The 313 million-euro ($426 million) loss compared with a profit of 53 million euros in the year-earlier period, the Dublin-based lender and life insurer said in a statement today.
“In 2010, I expect the banking businesses’ results to be broadly similar to 2009,” said Chief Executive Officer Kevin Murphy. “I anticipate a significant improvement in the life businesses’ profitability.”
Like rivals Bank of Ireland Plc and Allied Irish Banks Plc, bad debts at Irish Life are rising after the economy shrank and real-estate prices fell by half from their peak in early 2007. The company put aside 343 million euros to cover bad loans in Ireland, compared with 189 million euros a year earlier.
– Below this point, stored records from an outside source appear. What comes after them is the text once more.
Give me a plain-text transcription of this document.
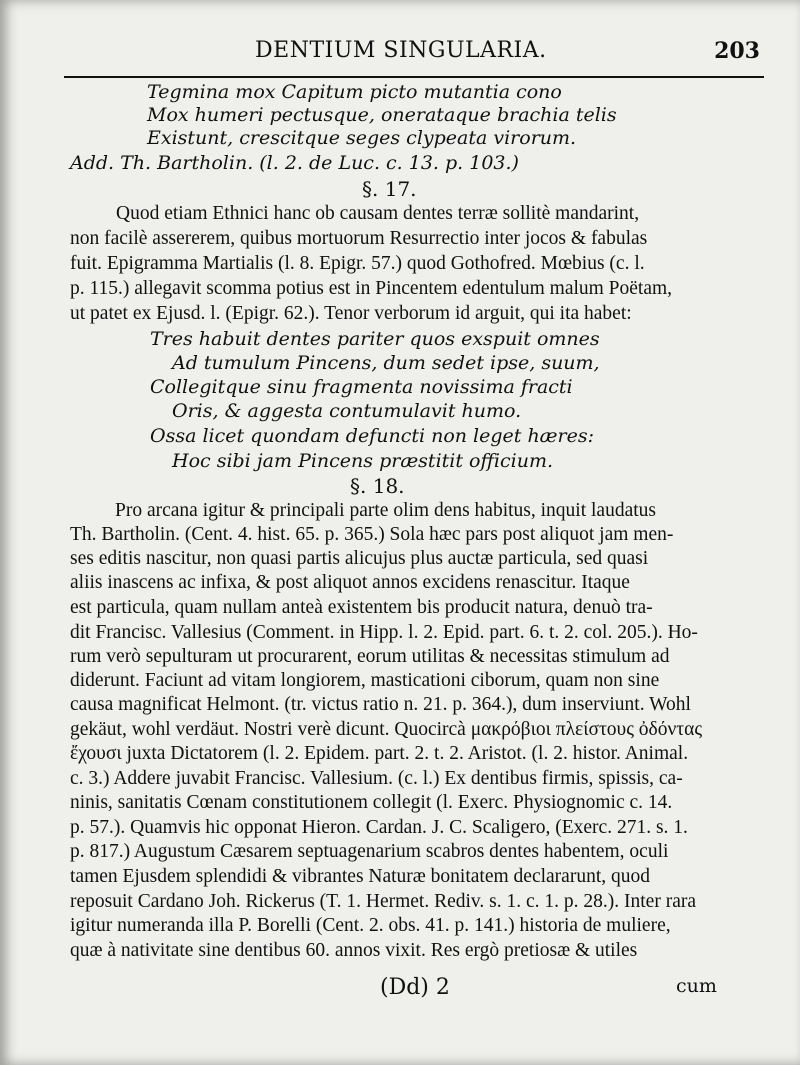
DENTIUM SINGULARIA.	203
Tegmina mox Capitum picto mutantia cono
Mox humeri pectusque, onerataque brachia telis
Existunt, crescitque seges clypeata virorum.
Add. Th. Bartholin. (l. 2. de Luc. c. 13. p. 103.)
§. 17.
Quod etiam Ethnici hanc ob causam dentes terræ sollitè mandarint,
non facilè assererem, quibus mortuorum Resurrectio inter jocos & fabulas
fuit. Epigramma Martialis (l. 8. Epigr. 57.) quod Gothofred. Mœbius (c. l.
p. 115.) allegavit scomma potius est in Pincentem edentulum malum Poëtam,
ut patet ex Ejusd. l. (Epigr. 62.). Tenor verborum id arguit, qui ita habet:
Tres habuit dentes pariter quos exspuit omnes
Ad tumulum Pincens, dum sedet ipse, suum,
Collegitque sinu fragmenta novissima fracti
Oris, & aggesta contumulavit humo.
Ossa licet quondam defuncti non leget hæres:
Hoc sibi jam Pincens præstitit officium.
§. 18.
Pro arcana igitur & principali parte olim dens habitus, inquit laudatus
Th. Bartholin. (Cent. 4. hist. 65. p. 365.) Sola hæc pars post aliquot jam men-
ses editis nascitur, non quasi partis alicujus plus auctæ particula, sed quasi
aliis inascens ac infixa, & post aliquot annos excidens renascitur. Itaque
est particula, quam nullam anteà existentem bis producit natura, denuò tra-
dit Francisc. Vallesius (Comment. in Hipp. l. 2. Epid. part. 6. t. 2. col. 205.). Ho-
rum verò sepulturam ut procurarent, eorum utilitas & necessitas stimulum ad
diderunt. Faciunt ad vitam longiorem, masticationi ciborum, quam non sine
causa magnificat Helmont. (tr. victus ratio n. 21. p. 364.), dum inserviunt. Wohl
gekäut, wohl verdäut. Nostri verè dicunt. Quocircà μακρόβιοι πλείστους ὀδόντας
ἔχουσι juxta Dictatorem (l. 2. Epidem. part. 2. t. 2. Aristot. (l. 2. histor. Animal.
c. 3.) Addere juvabit Francisc. Vallesium. (c. l.) Ex dentibus firmis, spissis, ca-
ninis, sanitatis Cœnam constitutionem collegit (l. Exerc. Physiognomic c. 14.
p. 57.). Quamvis hic opponat Hieron. Cardan. J. C. Scaligero, (Exerc. 271. s. 1.
p. 817.) Augustum Cæsarem septuagenarium scabros dentes habentem, oculi
tamen Ejusdem splendidi & vibrantes Naturæ bonitatem declararunt, quod
reposuit Cardano Joh. Rickerus (T. 1. Hermet. Rediv. s. 1. c. 1. p. 28.). Inter rara
igitur numeranda illa P. Borelli (Cent. 2. obs. 41. p. 141.) historia de muliere,
quæ à nativitate sine dentibus 60. annos vixit. Res ergò pretiosæ & utiles
(Dd) 2	cum
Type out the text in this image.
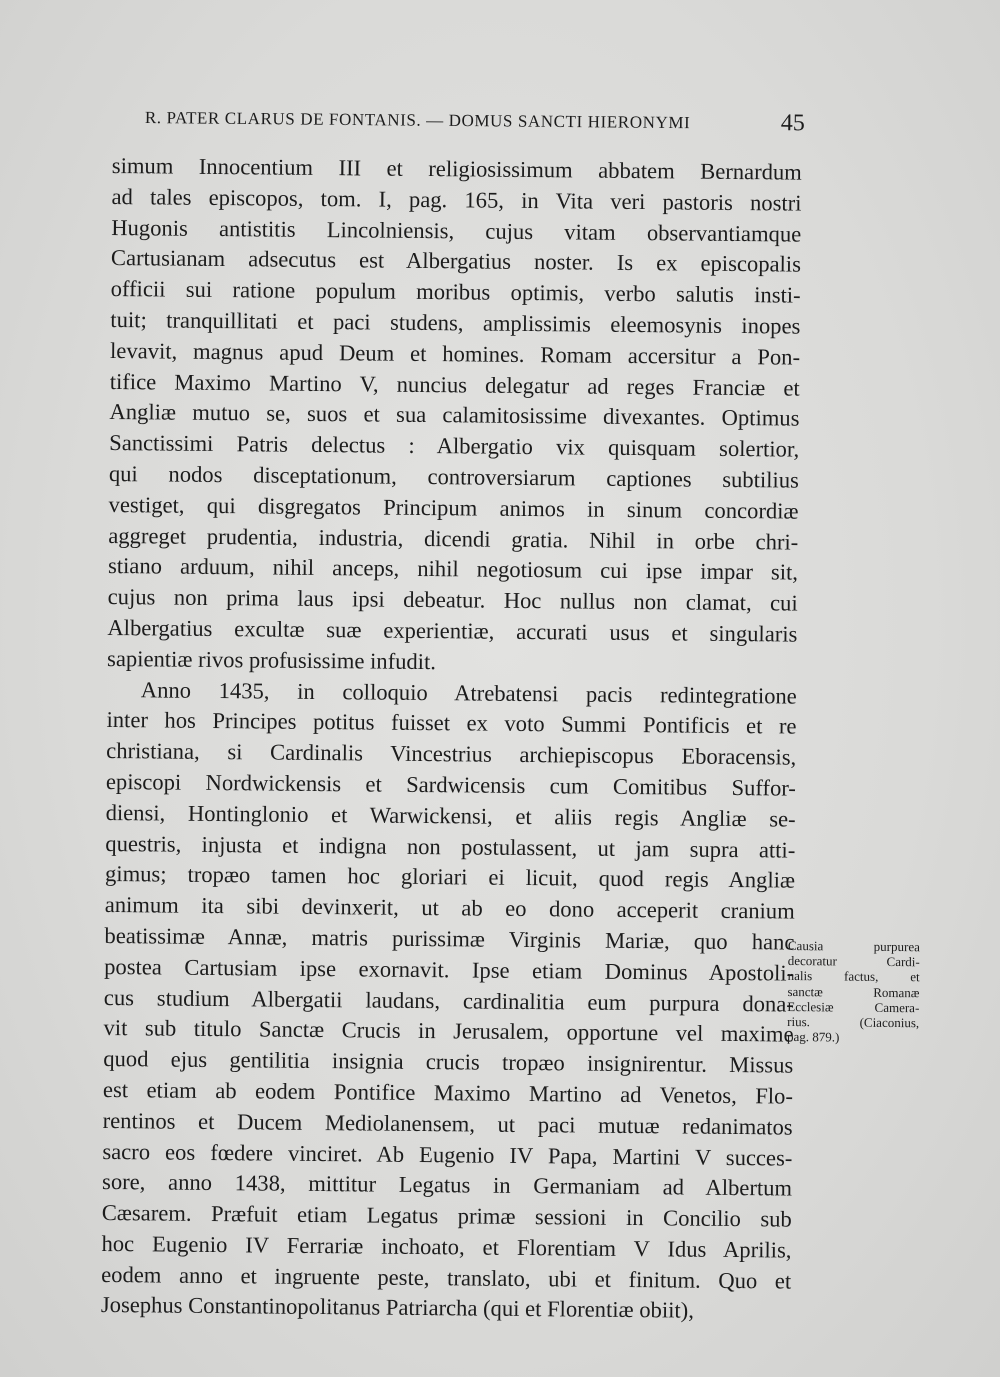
R. PATER CLARUS DE FONTANIS. — DOMUS SANCTI HIERONYMI	45
simum Innocentium III et religiosissimum abbatem Bernardum
ad tales episcopos, tom. I, pag. 165, in Vita veri pastoris nostri
Hugonis antistitis Lincolniensis, cujus vitam observantiamque
Cartusianam adsecutus est Albergatius noster. Is ex episcopalis
officii sui ratione populum moribus optimis, verbo salutis insti-
tuit; tranquillitati et paci studens, amplissimis eleemosynis inopes
levavit, magnus apud Deum et homines. Romam accersitur a Pon-
tifice Maximo Martino V, nuncius delegatur ad reges Franciæ et
Angliæ mutuo se, suos et sua calamitosissime divexantes. Optimus
Sanctissimi Patris delectus : Albergatio vix quisquam solertior,
qui nodos disceptationum, controversiarum captiones subtilius
vestiget, qui disgregatos Principum animos in sinum concordiæ
aggreget prudentia, industria, dicendi gratia. Nihil in orbe chri-
stiano arduum, nihil anceps, nihil negotiosum cui ipse impar sit,
cujus non prima laus ipsi debeatur. Hoc nullus non clamat, cui
Albergatius excultæ suæ experientiæ, accurati usus et singularis
sapientiæ rivos profusissime infudit.
Anno 1435, in colloquio Atrebatensi pacis redintegratione
inter hos Principes potitus fuisset ex voto Summi Pontificis et re
christiana, si Cardinalis Vincestrius archiepiscopus Eboracensis,
episcopi Nordwickensis et Sardwicensis cum Comitibus Suffor-
diensi, Hontinglonio et Warwickensi, et aliis regis Angliæ se-
questris, injusta et indigna non postulassent, ut jam supra atti-
gimus; tropæo tamen hoc gloriari ei licuit, quod regis Angliæ
animum ita sibi devinxerit, ut ab eo dono acceperit cranium
beatissimæ Annæ, matris purissimæ Virginis Mariæ, quo hanc
postea Cartusiam ipse exornavit. Ipse etiam Dominus Apostoli-
cus studium Albergatii laudans, cardinalitia eum purpura dona-
vit sub titulo Sanctæ Crucis in Jerusalem, opportune vel maxime
quod ejus gentilitia insignia crucis tropæo insignirentur. Missus
est etiam ab eodem Pontifice Maximo Martino ad Venetos, Flo-
rentinos et Ducem Mediolanensem, ut paci mutuæ redanimatos
sacro eos fœdere vinciret. Ab Eugenio IV Papa, Martini V succes-
sore, anno 1438, mittitur Legatus in Germaniam ad Albertum
Cæsarem. Præfuit etiam Legatus primæ sessioni in Concilio sub
hoc Eugenio IV Ferrariæ inchoato, et Florentiam V Idus Aprilis,
eodem anno et ingruente peste, translato, ubi et finitum. Quo et
Josephus Constantinopolitanus Patriarcha (qui et Florentiæ obiit),
Causia purpurea
decoratur Cardi-
nalis factus, et
sanctæ Romanæ
Ecclesiæ Camera-
rius. (Ciaconius,
pag. 879.)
Allied Irish set aside 5.4 billion euros last year, it said yesterday.
Irish Life rose 1.9 cents, or 0.6 percent, to 2.98 euros in Dublin. The stock has declined 9.7 percent this year, giving the company a market value of 824 million euros.
Irish Life has restructured its business, creating a new holding company that may allow it to split its banking and life businesses. Irish Finance Minister Brian Lenihan is seeking the creation of a new banking group that may involve Irish Nationwide Building Society, EBS Building Society and possibly Irish Life’s banking business.
The restructuring “was an important exercise in readying the group to participate in the consolidation of the financial services marketplace in Ireland, on which we expect to see progress this year,” Irish Life said.
Murphy said the lender may return to profit in 2011 after arrears in the Irish mortgage book peak this year. The increase in arrears slowed to about 3.5 percent a month in the second half of the year, compared with 8 percent in the first half.
“We’d hope to see some improvement on the profitability side” this year, Murphy said on RTE radio in Dublin today. “We expect to return to profit in 2011.”